Apart from opting for appropriation and interdisciplinary methods, Christensen often cooperates with other artists, or is invited to work together with them. Networking with other artists and delving into their approaches allows him to come up with complex conceptual works that may take on highly diverse forms. In her catalogue essay Eva Scharrer calls his style “hyper-textual”. “There is a constant blending of practices, a linking of contexts and meanings on multiple layers, and a fluent back and forth between inviting and being invited.”

For the show at Kunsthaus Baselland, Christensen has merged the works he created previously into an overall presentation: “I would like to re-visit some of the previous works or ideas. I will bring them back for a moment, and connect elements from different pieces and include parts of sketches and fragments of new ideas. (...) To me this will be a moment of pause in order to consider the situation and look back, before moving ahead”, says the artist in the interview contained in the catalogue.
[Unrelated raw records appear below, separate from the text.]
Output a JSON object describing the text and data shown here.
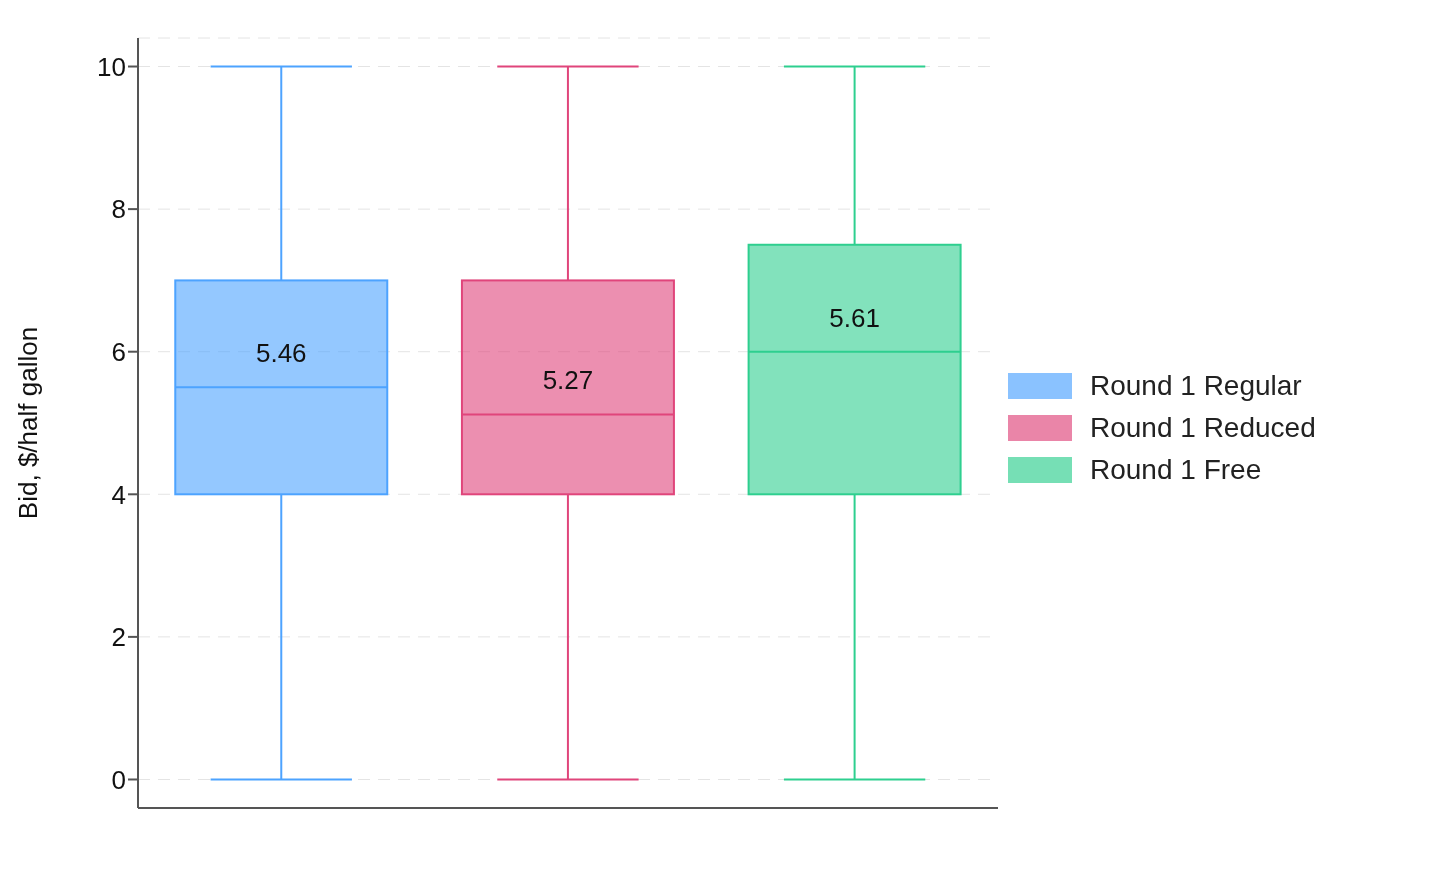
{
  "chart_data": {
    "type": "box",
    "ylabel": "Bid, $/half gallon",
    "categories": [
      null,
      null,
      null
    ],
    "series": [
      {
        "name": "Round 1 Regular",
        "color": "#4da3ff",
        "boxes": [
          {
            "low": 0,
            "q1": 4,
            "median": 5.5,
            "q3": 7,
            "high": 10
          },
          null,
          null
        ]
      },
      {
        "name": "Round 1 Reduced",
        "color": "#e0457b",
        "boxes": [
          null,
          {
            "low": 0,
            "q1": 4,
            "median": 5.12,
            "q3": 7,
            "high": 10
          },
          null
        ]
      },
      {
        "name": "Round 1 Free",
        "color": "#2ecf8f",
        "boxes": [
          null,
          null,
          {
            "low": 0,
            "q1": 4,
            "median": 6,
            "q3": 7.5,
            "high": 10
          }
        ]
      }
    ],
    "annotations": [
      "5.46",
      "5.27",
      "5.61"
    ],
    "ylim": [
      -0.4,
      10.4
    ],
    "yticks": [
      0,
      2,
      4,
      6,
      8,
      10
    ],
    "grid": "y",
    "legend": "right"
  }
}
Such a “moment of pause in order to consider the situation and look back, before moving ahead” already occurred in Jan Christensen’s earlier work Exit Basel. With it he responded to the challenging urban setting around Kunsthaus Baselland. Situated along the borderline separating an urban from a rural environment, this former industrial building is embedded in a commercial area increasingly occupied by the sprawling city of Basel. For the wall of the nearby Mercedes dealership, which much impairs the visibility of Kunsthaus Baselland, Christensen designed an enlarged emergency exit logo modeled on those seen inside the exhibition rooms. The stylized figure trying to escape a fire is turned such that it runs towards the entrance of Kunsthaus Baselland, toying with the idea of alleviating or defusing a putative emergency situation by means of art. In an outdoor environment, the oversized logo appears absurd — what is this figure running away from, and why? What is more, its absurdity also stems from the fact that it is placed outdoors, in a ‘safe’ area. This reversal of inside and outside, of safety and insecurity, and the palpable impact of this sign (which is really a signal as well as orientation marker) — all of this has an effect on viewers, i.e. on people who virtually drown in a sea of symbols and signs. Exit Basel is a hard-to-miss beacon leading you to the safe haven of art. Basel’s exit is now located at Kunsthaus Baselland.